If you wish to enable the default redirect path /r/tp2, then you would need to set enableDefaultRedirect = true in your config.hocon file. Alternatively, you can set the default endpoint to false (disabled) and instead set up a custom user-defined url for redirects. For example, the following configuration will only allow redirects for the custom-defined /com.acme/redirect-me endpoint, whereas the default /r/tp2 will not be available.

enableDefaultRedirect = false
paths {
  "/com.acme/redirect-me" = "/r/tp2"
}

Setting up an SQS buffer (2.0.0+)

The lack of auto-scaling in Kinesis results in throttled streams in case of traffic spikes and Stream Collector starts accumulating events to retry them later. If accumulation continues long enough, Stream Collector will run out of memory. To prevent the possibility of a broken collector, we decided to make it possible to configure an SQS buffer which can provide additional assurance during extreme traffic spikes.

SQS is used to queue any message that Stream Collector failed to send to the Kinesis and the sqs2kinesis application is then responsible for reading the messages from SQS and writing to Kinesis once it is ready. In the event of any AWS API glitches, there is a retry mechanism which retries sending the SQS queue 10 times.

The keys set up for the Kinesis stream are stored as SQS message attributes in order to preserve the information. Note, the SQS messages cannot be as big as Kinesis messages. The limit is 256kB per message, but we send the messages as Base64 encoded, so the limit goes down to 192kB for the original message.

Setting up the SQS queues

(This section only applies to the case when SQS is used as a fallback sink when Kinesis is unavailable. If you are using SQS as the primary sink, then the settings below should be ignored and the good and bad streams should be configured as normal under streams.good and streams.bad respectively.)

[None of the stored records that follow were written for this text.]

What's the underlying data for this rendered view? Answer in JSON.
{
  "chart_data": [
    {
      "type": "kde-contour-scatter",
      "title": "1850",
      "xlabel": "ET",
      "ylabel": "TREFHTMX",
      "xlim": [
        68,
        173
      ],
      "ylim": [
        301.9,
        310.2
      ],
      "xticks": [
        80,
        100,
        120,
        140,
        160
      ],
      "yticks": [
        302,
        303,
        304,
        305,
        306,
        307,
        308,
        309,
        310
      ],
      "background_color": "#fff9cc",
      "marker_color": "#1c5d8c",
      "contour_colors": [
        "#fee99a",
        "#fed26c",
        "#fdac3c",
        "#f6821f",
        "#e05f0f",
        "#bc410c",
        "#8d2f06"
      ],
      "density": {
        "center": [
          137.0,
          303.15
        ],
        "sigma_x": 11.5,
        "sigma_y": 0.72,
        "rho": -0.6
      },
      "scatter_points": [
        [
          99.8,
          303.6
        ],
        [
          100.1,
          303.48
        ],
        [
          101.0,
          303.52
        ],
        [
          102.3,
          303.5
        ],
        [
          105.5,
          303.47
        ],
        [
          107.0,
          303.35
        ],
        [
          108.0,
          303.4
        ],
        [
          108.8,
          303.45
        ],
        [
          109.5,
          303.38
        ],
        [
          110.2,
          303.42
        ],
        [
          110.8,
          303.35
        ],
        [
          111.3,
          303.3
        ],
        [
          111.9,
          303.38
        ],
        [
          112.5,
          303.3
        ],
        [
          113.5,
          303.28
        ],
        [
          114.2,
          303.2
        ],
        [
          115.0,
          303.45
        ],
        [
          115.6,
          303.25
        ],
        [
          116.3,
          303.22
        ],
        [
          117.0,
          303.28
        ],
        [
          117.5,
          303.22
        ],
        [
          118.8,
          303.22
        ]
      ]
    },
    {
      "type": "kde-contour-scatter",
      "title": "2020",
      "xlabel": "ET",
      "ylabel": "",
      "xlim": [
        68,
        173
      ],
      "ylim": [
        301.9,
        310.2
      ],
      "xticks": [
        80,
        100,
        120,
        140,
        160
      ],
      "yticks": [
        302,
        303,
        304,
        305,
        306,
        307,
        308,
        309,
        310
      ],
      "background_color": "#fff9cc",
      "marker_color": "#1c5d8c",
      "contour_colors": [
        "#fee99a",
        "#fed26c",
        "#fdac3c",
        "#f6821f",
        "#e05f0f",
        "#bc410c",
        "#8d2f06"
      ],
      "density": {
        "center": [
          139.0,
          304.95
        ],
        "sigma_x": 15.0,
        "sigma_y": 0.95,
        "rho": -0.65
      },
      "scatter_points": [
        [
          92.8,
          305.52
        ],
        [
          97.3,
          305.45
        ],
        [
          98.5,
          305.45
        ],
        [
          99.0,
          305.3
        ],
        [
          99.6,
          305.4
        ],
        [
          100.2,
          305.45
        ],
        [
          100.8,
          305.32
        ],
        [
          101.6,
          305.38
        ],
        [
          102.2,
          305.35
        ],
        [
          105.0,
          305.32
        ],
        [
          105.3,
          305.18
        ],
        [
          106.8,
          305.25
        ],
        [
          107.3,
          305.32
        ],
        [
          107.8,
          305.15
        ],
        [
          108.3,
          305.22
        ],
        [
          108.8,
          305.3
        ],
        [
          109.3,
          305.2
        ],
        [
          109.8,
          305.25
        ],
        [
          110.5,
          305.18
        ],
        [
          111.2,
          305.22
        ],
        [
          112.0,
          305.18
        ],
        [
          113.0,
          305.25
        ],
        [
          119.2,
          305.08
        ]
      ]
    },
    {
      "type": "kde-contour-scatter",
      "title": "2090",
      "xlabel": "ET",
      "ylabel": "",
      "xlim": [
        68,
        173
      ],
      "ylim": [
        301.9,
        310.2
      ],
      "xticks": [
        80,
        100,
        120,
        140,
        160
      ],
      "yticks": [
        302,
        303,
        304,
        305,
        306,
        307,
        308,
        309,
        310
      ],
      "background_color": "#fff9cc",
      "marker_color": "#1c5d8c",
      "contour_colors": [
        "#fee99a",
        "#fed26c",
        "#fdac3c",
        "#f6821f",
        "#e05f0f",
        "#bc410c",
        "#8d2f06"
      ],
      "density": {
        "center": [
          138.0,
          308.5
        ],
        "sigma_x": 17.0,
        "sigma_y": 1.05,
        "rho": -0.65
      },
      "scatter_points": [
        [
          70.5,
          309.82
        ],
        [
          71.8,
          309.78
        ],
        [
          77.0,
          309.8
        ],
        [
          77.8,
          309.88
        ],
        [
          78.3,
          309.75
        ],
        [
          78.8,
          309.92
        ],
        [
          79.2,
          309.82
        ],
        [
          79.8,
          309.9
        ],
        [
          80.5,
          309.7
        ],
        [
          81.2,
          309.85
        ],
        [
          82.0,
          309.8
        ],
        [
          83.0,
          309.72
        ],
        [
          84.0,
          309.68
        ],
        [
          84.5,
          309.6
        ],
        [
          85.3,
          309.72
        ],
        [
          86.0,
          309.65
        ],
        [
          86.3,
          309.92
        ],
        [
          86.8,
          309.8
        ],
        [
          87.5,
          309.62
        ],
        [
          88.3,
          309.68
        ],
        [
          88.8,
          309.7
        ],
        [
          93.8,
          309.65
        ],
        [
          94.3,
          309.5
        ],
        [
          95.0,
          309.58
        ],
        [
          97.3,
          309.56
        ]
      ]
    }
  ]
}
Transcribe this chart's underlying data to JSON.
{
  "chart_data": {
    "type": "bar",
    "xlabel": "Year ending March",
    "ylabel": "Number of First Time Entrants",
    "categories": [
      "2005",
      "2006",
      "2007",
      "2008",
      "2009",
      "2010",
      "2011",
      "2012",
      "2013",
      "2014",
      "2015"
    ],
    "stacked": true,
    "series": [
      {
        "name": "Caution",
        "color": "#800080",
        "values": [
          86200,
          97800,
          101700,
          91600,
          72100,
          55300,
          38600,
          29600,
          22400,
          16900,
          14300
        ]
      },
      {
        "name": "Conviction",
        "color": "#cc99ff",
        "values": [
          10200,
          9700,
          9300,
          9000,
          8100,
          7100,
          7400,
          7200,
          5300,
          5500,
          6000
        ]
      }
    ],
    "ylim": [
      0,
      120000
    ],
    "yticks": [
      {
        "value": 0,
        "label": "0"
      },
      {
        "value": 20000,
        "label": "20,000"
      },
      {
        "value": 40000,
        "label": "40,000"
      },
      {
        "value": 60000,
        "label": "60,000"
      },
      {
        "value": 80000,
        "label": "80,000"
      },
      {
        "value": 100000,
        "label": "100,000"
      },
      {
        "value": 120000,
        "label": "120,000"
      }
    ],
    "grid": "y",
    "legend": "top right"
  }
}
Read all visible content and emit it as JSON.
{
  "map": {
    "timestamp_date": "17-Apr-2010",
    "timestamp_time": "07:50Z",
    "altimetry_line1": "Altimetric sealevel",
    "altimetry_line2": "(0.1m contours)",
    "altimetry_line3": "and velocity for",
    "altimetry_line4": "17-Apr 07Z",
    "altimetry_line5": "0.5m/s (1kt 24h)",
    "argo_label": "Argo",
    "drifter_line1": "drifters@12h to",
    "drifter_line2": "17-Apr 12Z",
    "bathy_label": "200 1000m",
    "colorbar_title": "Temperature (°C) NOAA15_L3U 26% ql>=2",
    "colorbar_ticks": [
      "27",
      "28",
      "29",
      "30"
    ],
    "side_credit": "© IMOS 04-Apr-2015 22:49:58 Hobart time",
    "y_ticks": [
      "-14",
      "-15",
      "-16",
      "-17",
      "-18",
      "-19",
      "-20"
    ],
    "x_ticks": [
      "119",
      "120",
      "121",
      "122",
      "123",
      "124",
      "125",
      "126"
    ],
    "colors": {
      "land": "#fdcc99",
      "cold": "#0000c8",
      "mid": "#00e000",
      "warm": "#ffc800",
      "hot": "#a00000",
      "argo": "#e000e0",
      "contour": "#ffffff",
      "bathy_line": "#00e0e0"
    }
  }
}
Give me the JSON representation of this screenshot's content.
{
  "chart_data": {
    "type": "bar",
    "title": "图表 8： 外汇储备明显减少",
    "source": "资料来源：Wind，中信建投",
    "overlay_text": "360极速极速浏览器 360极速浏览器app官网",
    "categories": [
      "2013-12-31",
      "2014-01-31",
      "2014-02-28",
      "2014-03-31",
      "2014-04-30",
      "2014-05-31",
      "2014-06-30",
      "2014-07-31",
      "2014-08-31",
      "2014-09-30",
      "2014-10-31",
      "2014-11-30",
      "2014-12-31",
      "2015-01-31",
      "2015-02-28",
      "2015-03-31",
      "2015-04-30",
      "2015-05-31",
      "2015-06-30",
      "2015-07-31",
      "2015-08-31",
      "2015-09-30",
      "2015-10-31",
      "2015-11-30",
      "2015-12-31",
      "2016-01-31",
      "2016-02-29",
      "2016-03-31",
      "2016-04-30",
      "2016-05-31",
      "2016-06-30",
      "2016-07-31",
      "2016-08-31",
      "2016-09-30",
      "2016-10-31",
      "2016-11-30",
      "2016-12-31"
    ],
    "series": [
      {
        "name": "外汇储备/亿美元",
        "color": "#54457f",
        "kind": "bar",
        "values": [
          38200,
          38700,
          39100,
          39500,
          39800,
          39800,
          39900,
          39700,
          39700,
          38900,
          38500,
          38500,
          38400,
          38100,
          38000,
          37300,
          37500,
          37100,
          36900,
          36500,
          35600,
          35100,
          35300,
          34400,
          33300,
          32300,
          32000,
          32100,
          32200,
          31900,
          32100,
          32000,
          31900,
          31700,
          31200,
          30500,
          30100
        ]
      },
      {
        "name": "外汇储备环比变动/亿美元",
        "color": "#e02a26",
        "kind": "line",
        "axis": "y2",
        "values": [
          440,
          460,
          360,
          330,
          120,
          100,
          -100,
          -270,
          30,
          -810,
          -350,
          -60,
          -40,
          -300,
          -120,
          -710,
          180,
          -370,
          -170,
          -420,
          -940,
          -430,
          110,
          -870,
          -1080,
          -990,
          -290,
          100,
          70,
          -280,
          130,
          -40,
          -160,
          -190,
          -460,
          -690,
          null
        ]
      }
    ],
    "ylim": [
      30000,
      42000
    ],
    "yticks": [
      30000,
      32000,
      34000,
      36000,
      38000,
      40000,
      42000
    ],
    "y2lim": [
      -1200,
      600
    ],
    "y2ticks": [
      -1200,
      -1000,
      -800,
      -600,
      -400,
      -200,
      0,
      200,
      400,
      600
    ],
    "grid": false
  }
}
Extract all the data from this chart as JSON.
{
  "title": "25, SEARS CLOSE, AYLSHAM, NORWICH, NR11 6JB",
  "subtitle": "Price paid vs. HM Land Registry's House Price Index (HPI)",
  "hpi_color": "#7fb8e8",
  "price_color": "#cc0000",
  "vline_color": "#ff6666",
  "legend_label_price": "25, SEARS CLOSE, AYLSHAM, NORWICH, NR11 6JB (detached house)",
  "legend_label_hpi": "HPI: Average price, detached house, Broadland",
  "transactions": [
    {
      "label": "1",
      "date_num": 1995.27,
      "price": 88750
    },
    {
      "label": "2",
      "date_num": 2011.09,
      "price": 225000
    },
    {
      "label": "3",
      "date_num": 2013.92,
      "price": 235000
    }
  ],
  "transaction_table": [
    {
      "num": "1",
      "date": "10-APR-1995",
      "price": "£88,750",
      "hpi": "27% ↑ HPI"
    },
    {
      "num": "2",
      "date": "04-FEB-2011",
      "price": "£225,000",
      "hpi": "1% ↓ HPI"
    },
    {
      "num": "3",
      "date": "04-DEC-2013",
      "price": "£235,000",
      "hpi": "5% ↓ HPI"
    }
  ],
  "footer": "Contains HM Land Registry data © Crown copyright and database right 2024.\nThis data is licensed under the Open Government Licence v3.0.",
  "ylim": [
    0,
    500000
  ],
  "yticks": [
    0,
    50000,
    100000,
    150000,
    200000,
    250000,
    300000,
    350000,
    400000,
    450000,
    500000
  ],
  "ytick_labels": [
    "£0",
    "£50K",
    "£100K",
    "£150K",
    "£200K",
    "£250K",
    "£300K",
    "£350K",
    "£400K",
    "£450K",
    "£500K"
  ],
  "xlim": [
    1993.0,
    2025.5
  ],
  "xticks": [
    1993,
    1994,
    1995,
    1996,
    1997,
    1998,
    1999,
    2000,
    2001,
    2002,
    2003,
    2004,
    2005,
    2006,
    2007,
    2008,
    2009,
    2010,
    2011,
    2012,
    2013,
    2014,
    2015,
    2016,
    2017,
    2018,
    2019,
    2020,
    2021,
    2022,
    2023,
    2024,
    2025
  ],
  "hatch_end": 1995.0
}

To start using this feature, you will first need to set up the SQS queues. Two separate queues are required for good (raw) events and bad events. The Collector then needs to be informed about the queue names, and this can be done by adding these as entries to config.hocon:

sqsGoodBuffer = {good-sqs-queue-url} sqsBadBuffer = {bad-sqs-queue-url}

Setting up the sqs2kinesis application

(This application can be used to move data from SQS to Kinesis, regardless of whether SQS is being used as a fallback or primary sink.)

The application (sqs2kinesis) is used to read messages from the SQS queue and send them to the Kinesis stream using a back-pressured mechanism. The sqs2kinesis application deals with decoding messages and setting up the appropriate keys for the Kinesis stream.

It can be found on Docker Hub.

To configure the app, either set the environment variables SQS_QUEUE, KINESIS_STREAM_NAME and SENTRY_DSN, or create application.conf with:

sqs2kinesis { sqs-queue = ... kinesis-stream-name = ... sentry-dsn = ... }

and specify the path of the file by adding -Dconfig.file=path/to/config-file to the JAVA options.